Emphasis has been added to the secret code words.

George then resolves to start doing the complete opposite of what he would do normally.

One again, emphasis added.

It all makes sense if you assume that the Fed has permanently put a stop to recessions just like Japan did after their housing bubble popped (in the early 1990s) and that US consumers can therefore never become tapped out again any more than Japanese consumers can thanks to the infinite power of ZIRP!

It is best to take a deep breath before saying that sentence out loud of course. There's an awful lot to assume! ;)

Stagflationary Mark said...

I'm off. I pulled another all-nighter.

In other news, I haven't played the guitar in the last two days.
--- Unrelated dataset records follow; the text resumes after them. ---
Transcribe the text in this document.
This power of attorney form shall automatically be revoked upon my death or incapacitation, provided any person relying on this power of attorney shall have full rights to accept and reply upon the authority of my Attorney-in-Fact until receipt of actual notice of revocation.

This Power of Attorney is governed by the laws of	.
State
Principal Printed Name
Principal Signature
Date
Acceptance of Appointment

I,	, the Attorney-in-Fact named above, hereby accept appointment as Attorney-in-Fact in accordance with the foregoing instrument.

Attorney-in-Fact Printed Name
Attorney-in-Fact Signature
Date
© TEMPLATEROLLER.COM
I played too much and I have some stiffness in my right hand's pinky finger. If I keep it up then I risk turning my right hand into a claw, lol.

My left hand is doing well, but I "clutch" the pick in a very non-relaxed manner apparently, especially when trying to set speed records.

TJandTheBear said...

The Matrix is the world that has been pulled over your eyes to blind you from the truth.

Stagflationary Mark said...

TJandTheBear,

The gold to red pill (Costco's 600-count generic Benadryl) ratio is way too high for my liking as an investor. It does encourage me to hoard red pills though. However, there's only so many one can hoard due to the expiration date.

Gold cannot be a perfect long-term inflation hedge *and* a perpetual 19% real yield annual investment (21% nominal minus 2% inflation). To believe both sounds a bit like the blue pill at work.

Stagflationary Mark said...

And then there is the stock market. When it comes to the sustainability of meteoric corporate profits over the past few years, it's as if blue pills are hailing from the sky!

Just an opinion of course. ;)

Stagflationary Mark said...

There may be a price point for gold that does make it a great long-term inflation hedge.

It is my opinion that the price point is considerably lower (at least relative to toilet paper). My opinion is irrelevant though. I don't decide the price. The entire world's population does. That's 7 billion people, many of which wear gold. (I do not wear gold and am therefore definitely not a representative sample.)

Stagflationary Mark said...

In other news, I'll definitely be posting a new chart today. I'd do it now but I'd have to wake up our pet bird to use my computer. I did that last night. Don't have the heart to do it twice in a row.